Introduction Patellofemoral pain (PFP) is common amongst active individuals and has significant negative impact upon quality of life. In order to reduce PFP incidence, an improved understanding of risk factors is essential.
Materials and methods Medline, Web of Science and SCOPUS were searched for prospective studies analysing at least 1 potential risk factor for PFP development. Two independent assessors graded study quality and data were pooled where appropriate.
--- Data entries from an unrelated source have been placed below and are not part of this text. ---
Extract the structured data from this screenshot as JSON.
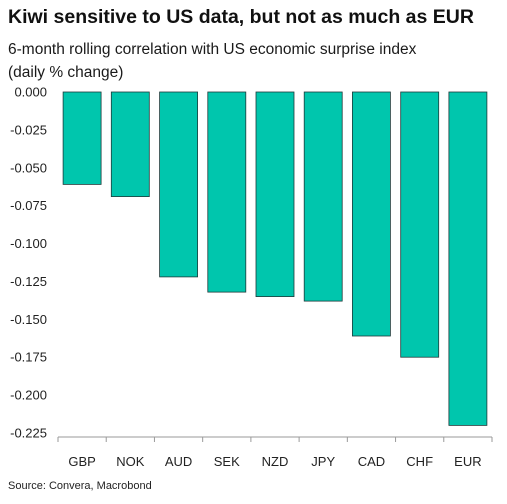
{
  "title": "Kiwi sensitive to US data, but not as much as EUR",
  "subtitle_line1": "6-month rolling correlation with US economic surprise index",
  "subtitle_line2": "(daily % change)",
  "source": "Source: Convera, Macrobond",
  "colors": {
    "bar_fill": "#00c6ad",
    "bar_stroke": "#1e3a3a",
    "axis": "#9a9a9a"
  },
  "chart_data": {
    "type": "bar",
    "title": "Kiwi sensitive to US data, but not as much as EUR",
    "subtitle": "6-month rolling correlation with US economic surprise index (daily % change)",
    "xlabel": "",
    "ylabel": "",
    "categories": [
      "GBP",
      "NOK",
      "AUD",
      "SEK",
      "NZD",
      "JPY",
      "CAD",
      "CHF",
      "EUR"
    ],
    "values": [
      -0.061,
      -0.069,
      -0.122,
      -0.132,
      -0.135,
      -0.138,
      -0.161,
      -0.175,
      -0.22
    ],
    "ylim": [
      -0.225,
      0.0
    ],
    "yticks": [
      0.0,
      -0.025,
      -0.05,
      -0.075,
      -0.1,
      -0.125,
      -0.15,
      -0.175,
      -0.2,
      -0.225
    ],
    "ytick_labels": [
      "0.000",
      "-0.025",
      "-0.050",
      "-0.075",
      "-0.100",
      "-0.125",
      "-0.150",
      "-0.175",
      "-0.200",
      "-0.225"
    ],
    "grid": false,
    "legend": "none"
  }
}
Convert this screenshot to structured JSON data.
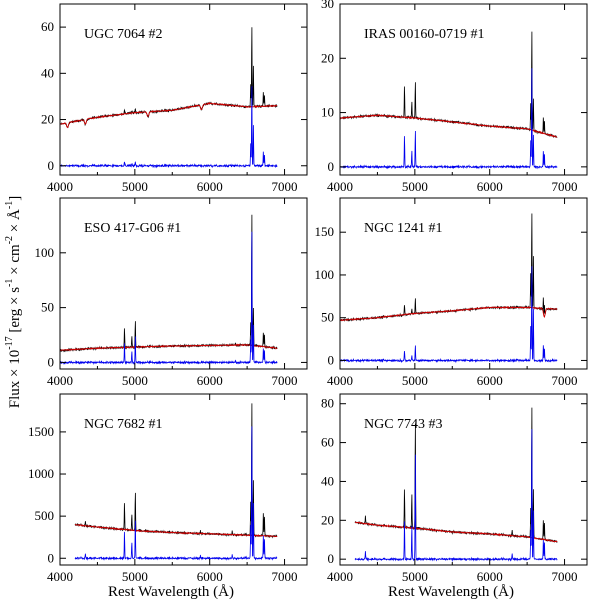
{
  "figure": {
    "xlabel_prefix": "Rest Wavelength (",
    "xlabel_unit": "Å",
    "xlabel_suffix": ")",
    "ylabel_a": "Flux × 10",
    "ylabel_a_sup": "-17",
    "ylabel_b": " [erg × s",
    "ylabel_b_sup": "-1",
    "ylabel_c": " × cm",
    "ylabel_c_sup": "-2",
    "ylabel_d": " × ",
    "ylabel_d_unit": "Å",
    "ylabel_d_sup": "-1",
    "ylabel_e": "]"
  },
  "colors": {
    "observed": "#000000",
    "fit": "#cc0000",
    "residual": "#0000ee"
  },
  "chart_data": [
    {
      "type": "line",
      "title": "UGC 7064 #2",
      "xlabel": "",
      "ylabel": "",
      "xlim": [
        4000,
        7300
      ],
      "xticks": [
        4000,
        5000,
        6000,
        7000
      ],
      "ylim": [
        -4,
        70
      ],
      "yticks": [
        0,
        20,
        40,
        60
      ],
      "x_start": 4000,
      "x_end": 6900,
      "continuum": [
        [
          4000,
          18
        ],
        [
          4500,
          21
        ],
        [
          5000,
          23
        ],
        [
          5500,
          24
        ],
        [
          6000,
          27
        ],
        [
          6500,
          25.5
        ],
        [
          6900,
          26
        ]
      ],
      "lines": [
        [
          4861,
          2
        ],
        [
          4959,
          1
        ],
        [
          5007,
          2
        ],
        [
          6548,
          10
        ],
        [
          6563,
          36
        ],
        [
          6584,
          18
        ],
        [
          6717,
          6
        ],
        [
          6731,
          5
        ]
      ],
      "abs": [
        [
          4100,
          2
        ],
        [
          4340,
          2
        ],
        [
          5175,
          2
        ],
        [
          5890,
          2
        ]
      ],
      "series": [
        {
          "name": "observed",
          "color_key": "observed"
        },
        {
          "name": "fit",
          "color_key": "fit"
        },
        {
          "name": "residual",
          "color_key": "residual"
        }
      ]
    },
    {
      "type": "line",
      "title": "IRAS 00160-0719 #1",
      "xlabel": "",
      "ylabel": "",
      "xlim": [
        4000,
        7300
      ],
      "xticks": [
        4000,
        5000,
        6000,
        7000
      ],
      "ylim": [
        -1.5,
        30
      ],
      "yticks": [
        0,
        10,
        20,
        30
      ],
      "x_start": 4000,
      "x_end": 6900,
      "continuum": [
        [
          4000,
          9
        ],
        [
          4500,
          9.5
        ],
        [
          5000,
          9
        ],
        [
          5500,
          8.3
        ],
        [
          6000,
          7.5
        ],
        [
          6500,
          7
        ],
        [
          6900,
          5.5
        ]
      ],
      "lines": [
        [
          4861,
          6
        ],
        [
          4959,
          3
        ],
        [
          5007,
          7
        ],
        [
          6548,
          5
        ],
        [
          6563,
          19
        ],
        [
          6584,
          6
        ],
        [
          6717,
          3
        ],
        [
          6731,
          2.5
        ]
      ],
      "abs": [],
      "series": [
        {
          "name": "observed",
          "color_key": "observed"
        },
        {
          "name": "fit",
          "color_key": "fit"
        },
        {
          "name": "residual",
          "color_key": "residual"
        }
      ]
    },
    {
      "type": "line",
      "title": "ESO 417-G06 #1",
      "xlabel": "",
      "ylabel": "",
      "xlim": [
        4000,
        7300
      ],
      "xticks": [
        4000,
        5000,
        6000,
        7000
      ],
      "ylim": [
        -6,
        150
      ],
      "yticks": [
        0,
        50,
        100
      ],
      "x_start": 4000,
      "x_end": 6900,
      "continuum": [
        [
          4000,
          11
        ],
        [
          4500,
          13
        ],
        [
          5000,
          14
        ],
        [
          5500,
          15
        ],
        [
          6000,
          15.5
        ],
        [
          6500,
          16
        ],
        [
          6900,
          13
        ]
      ],
      "lines": [
        [
          4861,
          18
        ],
        [
          4959,
          10
        ],
        [
          5007,
          25
        ],
        [
          6548,
          20
        ],
        [
          6563,
          125
        ],
        [
          6584,
          35
        ],
        [
          6717,
          14
        ],
        [
          6731,
          12
        ]
      ],
      "abs": [],
      "series": [
        {
          "name": "observed",
          "color_key": "observed"
        },
        {
          "name": "fit",
          "color_key": "fit"
        },
        {
          "name": "residual",
          "color_key": "residual"
        }
      ]
    },
    {
      "type": "line",
      "title": "NGC 1241 #1",
      "xlabel": "",
      "ylabel": "",
      "xlim": [
        4000,
        7300
      ],
      "xticks": [
        4000,
        5000,
        6000,
        7000
      ],
      "ylim": [
        -10,
        190
      ],
      "yticks": [
        0,
        50,
        100,
        150
      ],
      "x_start": 4000,
      "x_end": 6900,
      "continuum": [
        [
          4000,
          47
        ],
        [
          4500,
          50
        ],
        [
          5000,
          55
        ],
        [
          5500,
          58
        ],
        [
          6000,
          62
        ],
        [
          6500,
          62
        ],
        [
          6900,
          60
        ]
      ],
      "lines": [
        [
          4861,
          12
        ],
        [
          4959,
          7
        ],
        [
          5007,
          18
        ],
        [
          6548,
          40
        ],
        [
          6563,
          115
        ],
        [
          6584,
          60
        ],
        [
          6717,
          18
        ],
        [
          6731,
          15
        ]
      ],
      "abs": [
        [
          6730,
          10
        ]
      ],
      "series": [
        {
          "name": "observed",
          "color_key": "observed"
        },
        {
          "name": "fit",
          "color_key": "fit"
        },
        {
          "name": "residual",
          "color_key": "residual"
        }
      ]
    },
    {
      "type": "line",
      "title": "NGC 7682 #1",
      "xlabel": "",
      "ylabel": "",
      "xlim": [
        4000,
        7300
      ],
      "xticks": [
        4000,
        5000,
        6000,
        7000
      ],
      "ylim": [
        -80,
        1950
      ],
      "yticks": [
        0,
        500,
        1000,
        1500
      ],
      "x_start": 4200,
      "x_end": 6900,
      "continuum": [
        [
          4200,
          400
        ],
        [
          4500,
          370
        ],
        [
          5000,
          330
        ],
        [
          5500,
          305
        ],
        [
          6000,
          290
        ],
        [
          6500,
          275
        ],
        [
          6900,
          260
        ]
      ],
      "lines": [
        [
          4340,
          60
        ],
        [
          4861,
          330
        ],
        [
          4959,
          200
        ],
        [
          5007,
          480
        ],
        [
          5876,
          30
        ],
        [
          6300,
          40
        ],
        [
          6548,
          400
        ],
        [
          6563,
          1650
        ],
        [
          6584,
          650
        ],
        [
          6717,
          280
        ],
        [
          6731,
          240
        ]
      ],
      "abs": [],
      "series": [
        {
          "name": "observed",
          "color_key": "observed"
        },
        {
          "name": "fit",
          "color_key": "fit"
        },
        {
          "name": "residual",
          "color_key": "residual"
        }
      ]
    },
    {
      "type": "line",
      "title": "NGC 7743 #3",
      "xlabel": "",
      "ylabel": "",
      "xlim": [
        4000,
        7300
      ],
      "xticks": [
        4000,
        5000,
        6000,
        7000
      ],
      "ylim": [
        -3,
        85
      ],
      "yticks": [
        0,
        20,
        40,
        60,
        80
      ],
      "x_start": 4200,
      "x_end": 6900,
      "continuum": [
        [
          4200,
          19
        ],
        [
          4500,
          17.5
        ],
        [
          5000,
          16
        ],
        [
          5500,
          14
        ],
        [
          6000,
          13
        ],
        [
          6500,
          11.5
        ],
        [
          6900,
          9
        ]
      ],
      "lines": [
        [
          4340,
          4
        ],
        [
          4861,
          20
        ],
        [
          4959,
          18
        ],
        [
          5007,
          56
        ],
        [
          6300,
          3
        ],
        [
          6548,
          15
        ],
        [
          6563,
          70
        ],
        [
          6584,
          25
        ],
        [
          6717,
          10
        ],
        [
          6731,
          9
        ]
      ],
      "abs": [],
      "series": [
        {
          "name": "observed",
          "color_key": "observed"
        },
        {
          "name": "fit",
          "color_key": "fit"
        },
        {
          "name": "residual",
          "color_key": "residual"
        }
      ]
    }
  ]
}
Results 18 studies were included, involving 4818 participants. 483 participants developed subsequent PFP, an incidence of 11%. 3 distinct homogenous subgroups were identified; including military recruits (incidence 11%), adolescents (incidence 11%) and recreational runners (incidence 6%). Moderate quality evidence indicates that low baseline quadriceps strength, measured concentrically or normalised anthropometrically using an isokinetic dynamometer, is a risk factor for PFP development in military recruits (SMD −0.69, CI: −1.02 to −0.35). There is moderate quality evidence that higher baseline hip abduction strength, measured with a hand-held dynamometer, is a risk factor for PFP development in adolescents (SMD 0.71, CI: 0.39 to 1.04). Multiple variables of interest, including participant height, weight, BMI, body fat percentage, age and Q-angle, were not found to be risk factors for PFP development in any cohort.
Conclusion This review identifies multiple variables that do not predict PFP development, but shows quadriceps weakness in military recruits and increased hip strength in adolescents are risk factors for PFP. Large-scale prospective studies, perhaps involving novel study designs, are urgently warranted in the light of the consistently poor long-term outcomes of clinical trials.